Zac Goldsmith Slammed By Tory Peer For Anti-Sadiq Khan Article Featuring 7/7 Bus

    Sayeeda Warsi said: "This is not the Zac Goldsmith I know."

    This is an article written by Zac Goldsmith, the Tory candidate for London mayor, about his Labour rival Sadiq Khan in the Mail on Sunday. It's illustrated with a photo of the bus destroyed in the 7 July 2005 London bombings.

    Ahead of the mayoral election on Thursday, the headline asks: "Are we really going to hand the world's greatest city to a Labour party that thinks terrorists are its friends?"

    Baroness Sayeeda Warsi, a former co-chair of the Conservative party, has attacked the piece. She warned those running Goldsmith's campaign that they will "destroy Zac" rather than win the election.

    In the article, Goldsmith suggests Khan won't keep London safe because he has "repeatedly legitimised those with extremist views".

    He writes:

    The number one job of any mayor of London is to keep our city safe. Yet if Labour wins on Thursday, we will have handed control of the Met, and with it control over national counter-terrorism policy, to a party whose candidate and current leadership have, whether intentionally or not, repeatedly legitimised those with extremist views.

    Later he adds:

    ...as a lawyer Khan tried to get the banned extremist leader Louis Farrakhan – who described Jews as 'blood-suckers' and called Hitler 'a very great man' – admitted to the UK. Khan was recently forced to suspend his aide, Shueb Salar, after The Mail on Sunday revealed that for years he had been making offensive remarks about rape and murder.

    Khan tweeted his reaction to the article – urging voters to reject Goldsmith's "division and fear".

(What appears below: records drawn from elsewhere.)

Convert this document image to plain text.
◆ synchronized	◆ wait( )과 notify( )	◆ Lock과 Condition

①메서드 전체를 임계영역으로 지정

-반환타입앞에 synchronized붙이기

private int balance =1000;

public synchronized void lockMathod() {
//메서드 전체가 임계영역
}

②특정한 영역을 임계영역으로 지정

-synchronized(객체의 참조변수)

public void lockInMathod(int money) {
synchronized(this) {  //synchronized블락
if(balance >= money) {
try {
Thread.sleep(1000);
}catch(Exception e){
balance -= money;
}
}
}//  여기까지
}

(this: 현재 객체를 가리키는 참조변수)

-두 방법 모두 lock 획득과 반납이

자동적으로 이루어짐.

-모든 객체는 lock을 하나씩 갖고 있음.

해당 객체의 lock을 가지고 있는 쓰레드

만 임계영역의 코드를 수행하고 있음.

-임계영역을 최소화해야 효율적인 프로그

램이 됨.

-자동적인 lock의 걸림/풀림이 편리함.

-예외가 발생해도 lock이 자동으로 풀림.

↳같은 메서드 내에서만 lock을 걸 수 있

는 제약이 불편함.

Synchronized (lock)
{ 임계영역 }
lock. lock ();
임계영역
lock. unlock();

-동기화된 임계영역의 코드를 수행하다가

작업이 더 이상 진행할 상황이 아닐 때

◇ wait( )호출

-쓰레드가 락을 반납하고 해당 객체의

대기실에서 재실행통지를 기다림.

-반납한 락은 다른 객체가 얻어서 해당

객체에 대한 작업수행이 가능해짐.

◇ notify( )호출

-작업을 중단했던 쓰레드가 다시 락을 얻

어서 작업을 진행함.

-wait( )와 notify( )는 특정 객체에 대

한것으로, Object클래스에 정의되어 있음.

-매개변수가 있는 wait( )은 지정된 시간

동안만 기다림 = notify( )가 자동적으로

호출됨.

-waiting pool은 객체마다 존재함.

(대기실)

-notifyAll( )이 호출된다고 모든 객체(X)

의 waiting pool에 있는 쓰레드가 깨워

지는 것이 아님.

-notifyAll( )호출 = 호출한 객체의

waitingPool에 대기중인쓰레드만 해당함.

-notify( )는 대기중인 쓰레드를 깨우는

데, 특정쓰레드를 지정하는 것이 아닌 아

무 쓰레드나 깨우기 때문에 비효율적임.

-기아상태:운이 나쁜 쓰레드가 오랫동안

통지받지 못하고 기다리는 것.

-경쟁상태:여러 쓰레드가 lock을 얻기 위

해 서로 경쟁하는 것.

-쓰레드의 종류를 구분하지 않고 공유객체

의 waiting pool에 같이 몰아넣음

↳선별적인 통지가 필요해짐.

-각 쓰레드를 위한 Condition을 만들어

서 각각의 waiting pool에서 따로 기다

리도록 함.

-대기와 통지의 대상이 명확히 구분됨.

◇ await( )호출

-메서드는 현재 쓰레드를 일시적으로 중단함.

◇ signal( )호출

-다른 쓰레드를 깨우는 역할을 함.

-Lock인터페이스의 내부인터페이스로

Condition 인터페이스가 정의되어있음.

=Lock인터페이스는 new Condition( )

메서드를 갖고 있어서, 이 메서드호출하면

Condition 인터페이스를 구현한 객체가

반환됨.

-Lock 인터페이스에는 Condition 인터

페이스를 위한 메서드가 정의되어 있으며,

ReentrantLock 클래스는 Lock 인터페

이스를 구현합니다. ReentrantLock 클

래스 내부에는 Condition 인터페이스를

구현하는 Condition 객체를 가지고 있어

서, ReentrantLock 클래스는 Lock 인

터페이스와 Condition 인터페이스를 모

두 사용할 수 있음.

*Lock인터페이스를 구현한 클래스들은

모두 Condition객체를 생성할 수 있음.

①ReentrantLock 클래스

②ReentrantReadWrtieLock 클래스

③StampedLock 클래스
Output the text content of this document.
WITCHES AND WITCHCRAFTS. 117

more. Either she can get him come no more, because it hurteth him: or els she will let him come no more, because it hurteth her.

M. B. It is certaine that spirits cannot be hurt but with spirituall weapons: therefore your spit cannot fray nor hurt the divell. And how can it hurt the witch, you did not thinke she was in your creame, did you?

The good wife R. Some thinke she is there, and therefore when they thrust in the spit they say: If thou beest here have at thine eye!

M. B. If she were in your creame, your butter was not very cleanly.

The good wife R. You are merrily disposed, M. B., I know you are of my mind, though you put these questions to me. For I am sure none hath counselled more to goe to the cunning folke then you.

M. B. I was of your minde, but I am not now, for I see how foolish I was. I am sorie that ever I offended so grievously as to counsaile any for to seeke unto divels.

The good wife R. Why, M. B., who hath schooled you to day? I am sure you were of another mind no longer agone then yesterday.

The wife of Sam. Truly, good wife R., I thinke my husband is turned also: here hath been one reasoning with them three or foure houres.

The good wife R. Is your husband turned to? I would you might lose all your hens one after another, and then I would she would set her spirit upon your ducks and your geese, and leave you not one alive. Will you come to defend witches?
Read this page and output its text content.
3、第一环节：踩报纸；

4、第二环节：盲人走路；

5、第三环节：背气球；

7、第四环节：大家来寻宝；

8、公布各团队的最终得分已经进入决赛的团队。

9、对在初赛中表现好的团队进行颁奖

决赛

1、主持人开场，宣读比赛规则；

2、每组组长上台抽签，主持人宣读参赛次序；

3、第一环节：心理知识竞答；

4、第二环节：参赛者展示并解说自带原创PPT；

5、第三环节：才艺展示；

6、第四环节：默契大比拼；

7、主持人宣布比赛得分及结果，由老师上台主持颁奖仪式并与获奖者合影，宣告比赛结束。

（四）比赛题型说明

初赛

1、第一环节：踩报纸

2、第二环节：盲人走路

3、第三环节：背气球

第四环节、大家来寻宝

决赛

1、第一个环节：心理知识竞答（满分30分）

    Labour frontbencher Jonathan Ashworth branded the article "offensive garbage".

    And fellow frontbencher Diane Abbott was equally scathing.

    BuzzFeed News understands that Goldsmith's team had no control over the photo that accompanied the article. We have asked the Mail on Sunday to comment.

    On Sunday, Goldsmith was forced to deny he had resorted to "dog whistle" tactics in his mayoral campaign.

    In a tense interview on BBC One's Daily Politics, Goldsmith was pressed on why he repeatedly linked Khan to extremism without any evidence.

    He said: "When Jeremy Corbyn was standing for leadership, he was attacked by people like Yvette Cooper for having given legitimacy to people with extremist views, having shared platforms. And her view at the time was that you do not do that, these people should not have any association at all with the Labour party.

    "That same question has been asked of Sadiq Khan whose links to extremists – I'm not saying he's extremist..."

    He added: "There are many, many examples of Sadiq Khan having shared platforms with, having given oxygen to, having made apologies for, people who have extreme views.

    "That is a legitimate question to ask, the idea that someone standing for mayor of London with a big security remit should expect those questions not to be asked... is completely wrong."